The second that I really enjoyed was of course how to win a talent. So in the context of how you recommended that founders really take the time and focus to pitch talent the way they would pitch VCs, and to also celebrate winning talent the way they would celebrate winning funding rounds and so that they should not delegate the hiring process but they should also take ownership and be that general on the frontline of it.
So really good advice to really take ownership of that front line process.
And lastly, I think I really appreciate what I call, I think, the personal dimension around all the advice of the small moments of what it means to be a human person around making career decisions in Southeast Asia. And I think you show a way means to be aware of the context around how to negotiate in the sense of what is market for equity, what is market for cash these days, what is market for the upcoming supply and demand for talent, for different roles and contexts in the region.

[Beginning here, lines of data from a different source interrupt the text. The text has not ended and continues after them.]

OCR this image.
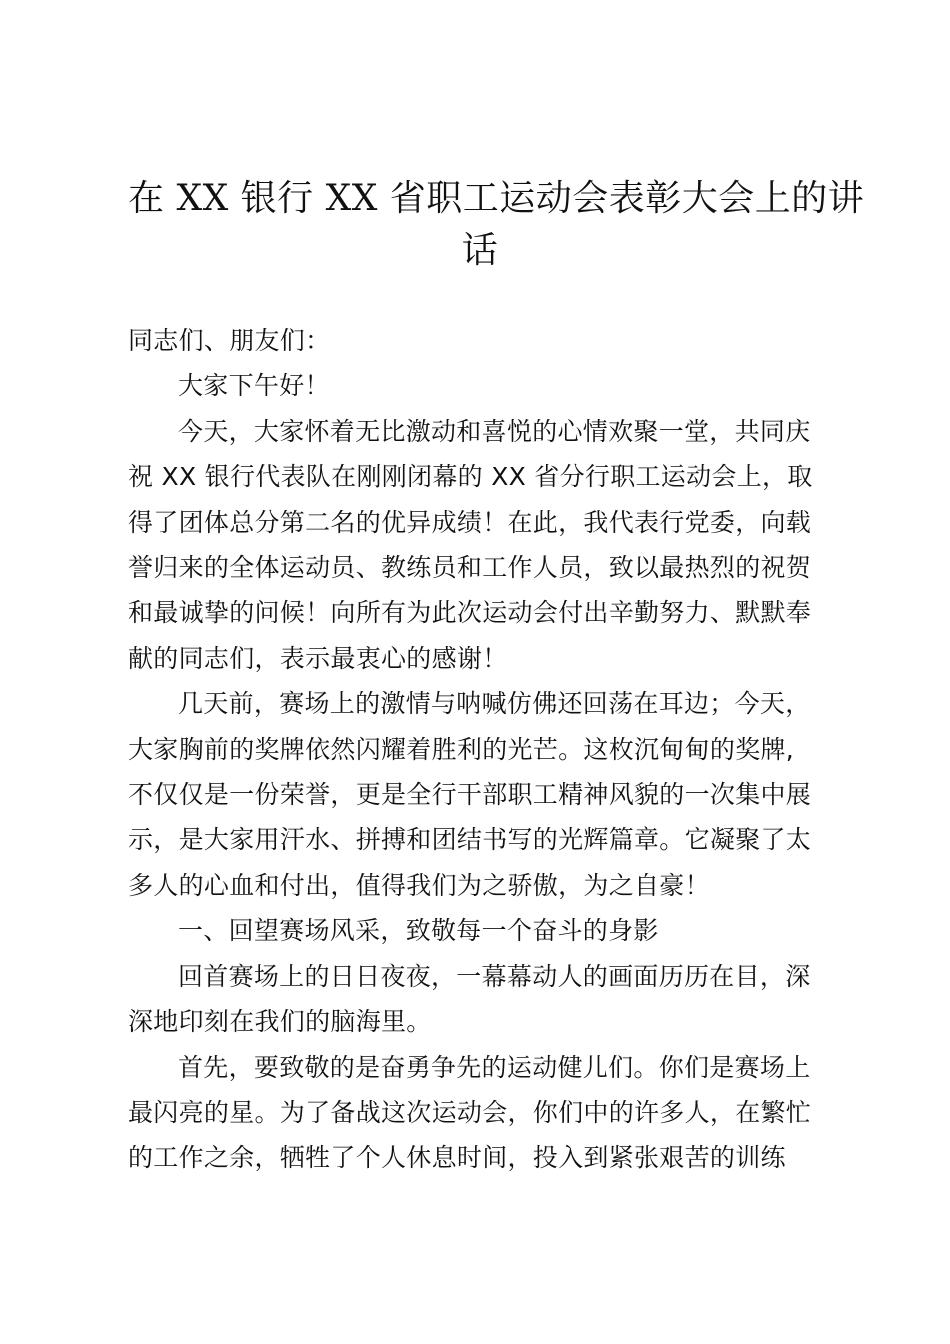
在 XX 银行 XX 省职工运动会表彰大会上的讲
话

同志们、朋友们：

大家下午好！

今天，大家怀着无比激动和喜悦的心情欢聚一堂，共同庆
祝 XX 银行代表队在刚刚闭幕的 XX 省分行职工运动会上，取
得了团体总分第二名的优异成绩！在此，我代表行党委，向载
誉归来的全体运动员、教练员和工作人员，致以最热烈的祝贺
和最诚挚的问候！向所有为此次运动会付出辛勤努力、默默奉
献的同志们，表示最衷心的感谢！

几天前，赛场上的激情与呐喊仿佛还回荡在耳边；今天，
大家胸前的奖牌依然闪耀着胜利的光芒。这枚沉甸甸的奖牌,
不仅仅是一份荣誉，更是全行干部职工精神风貌的一次集中展
示，是大家用汗水、拼搏和团结书写的光辉篇章。它凝聚了太
多人的心血和付出，值得我们为之骄傲，为之自豪！

一、回望赛场风采，致敬每一个奋斗的身影

回首赛场上的日日夜夜，一幕幕动人的画面历历在目，深
深地印刻在我们的脑海里。

首先，要致敬的是奋勇争先的运动健儿们。你们是赛场上
最闪亮的星。为了备战这次运动会，你们中的许多人，在繁忙
的工作之余，牺牲了个人休息时间，投入到紧张艰苦的训练
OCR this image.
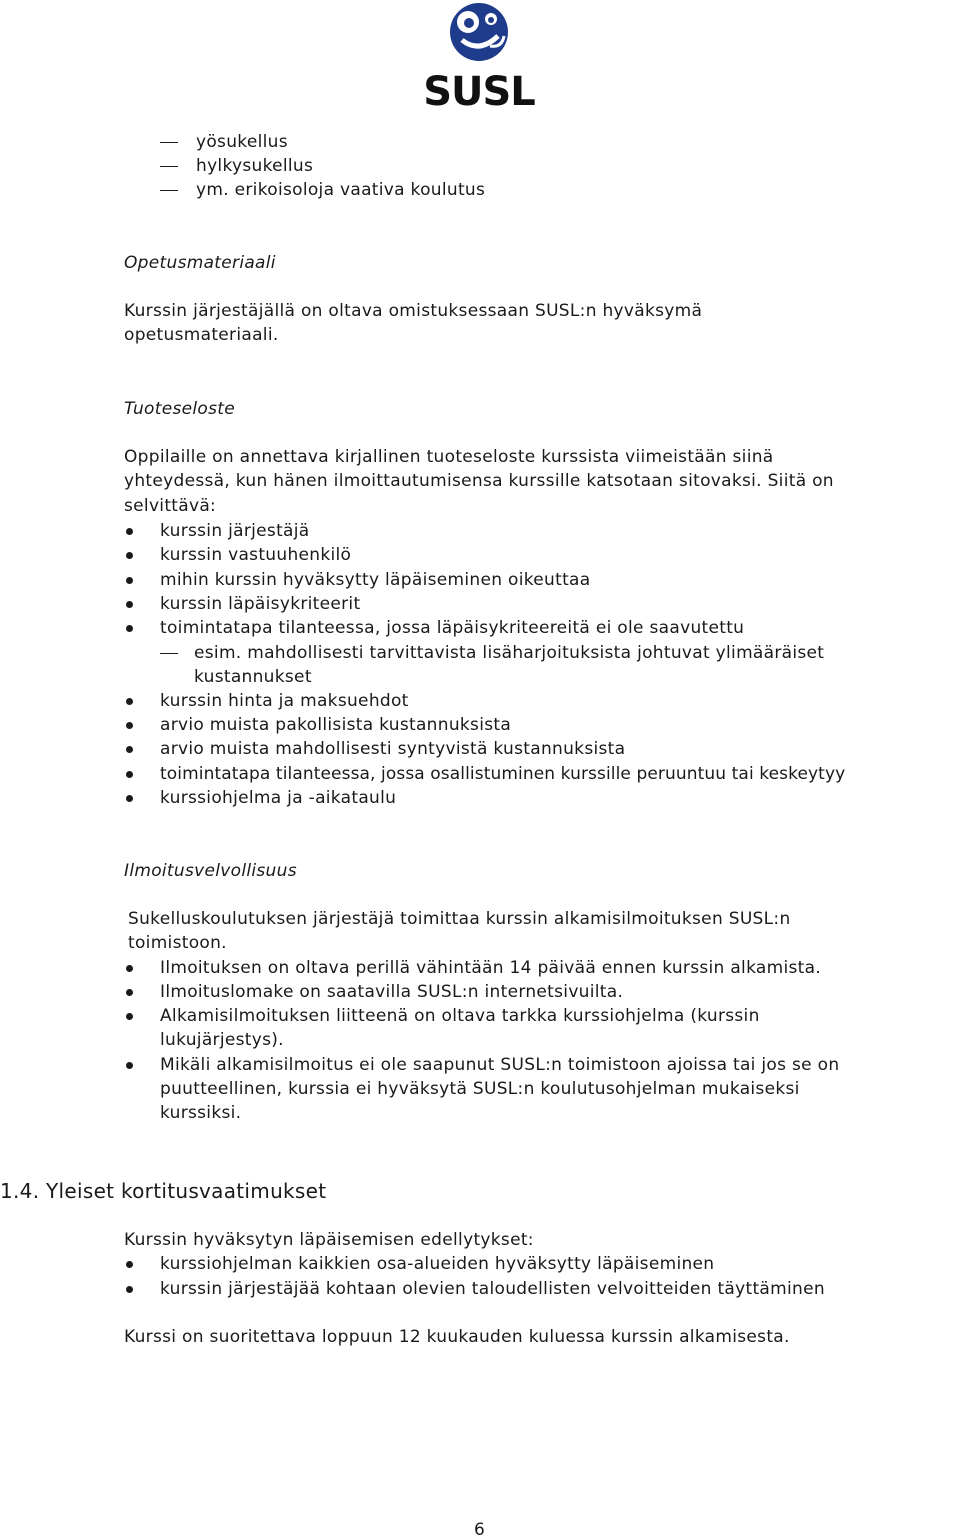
SUSL
yösukellus
hylkysukellus
ym. erikoisoloja vaativa koulutus
Opetusmateriaali
Kurssin järjestäjällä on oltava omistuksessaan SUSL:n hyväksymä
opetusmateriaali.
Tuoteseloste
Oppilaille on annettava kirjallinen tuoteseloste kurssista viimeistään siinä
yhteydessä, kun hänen ilmoittautumisensa kurssille katsotaan sitovaksi. Siitä on
selvittävä:
kurssin järjestäjä
kurssin vastuuhenkilö
mihin kurssin hyväksytty läpäiseminen oikeuttaa
kurssin läpäisykriteerit
toimintatapa tilanteessa, jossa läpäisykriteereitä ei ole saavutettu
esim. mahdollisesti tarvittavista lisäharjoituksista johtuvat ylimääräiset
kustannukset
kurssin hinta ja maksuehdot
arvio muista pakollisista kustannuksista
arvio muista mahdollisesti syntyvistä kustannuksista
toimintatapa tilanteessa, jossa osallistuminen kurssille peruuntuu tai keskeytyy
kurssiohjelma ja -aikataulu
Ilmoitusvelvollisuus
Sukelluskoulutuksen järjestäjä toimittaa kurssin alkamisilmoituksen SUSL:n
toimistoon.
Ilmoituksen on oltava perillä vähintään 14 päivää ennen kurssin alkamista.
Ilmoituslomake on saatavilla SUSL:n internetsivuilta.
Alkamisilmoituksen liitteenä on oltava tarkka kurssiohjelma (kurssin
lukujärjestys).
Mikäli alkamisilmoitus ei ole saapunut SUSL:n toimistoon ajoissa tai jos se on
puutteellinen, kurssia ei hyväksytä SUSL:n koulutusohjelman mukaiseksi
kurssiksi.
1.4. Yleiset kortitusvaatimukset
Kurssin hyväksytyn läpäisemisen edellytykset:
kurssiohjelman kaikkien osa-alueiden hyväksytty läpäiseminen
kurssin järjestäjää kohtaan olevien taloudellisten velvoitteiden täyttäminen
Kurssi on suoritettava loppuun 12 kuukauden kuluessa kurssin alkamisesta.
6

So thank you so much Elena for sharing all of this.
Elena Chow: (28:44)
Yeah, thanks, Jeremy. It was fun, of course, for me to reflect and be able to articulate some of the thoughts that are silent and so it's amazing that you gave me this venue to talk. I thought 45 minutes was long, but you're right, it passed by really quickly and we could go on for another 45 minutes to talk about chapter two.
So thank you, Jeremy. Thank you so much.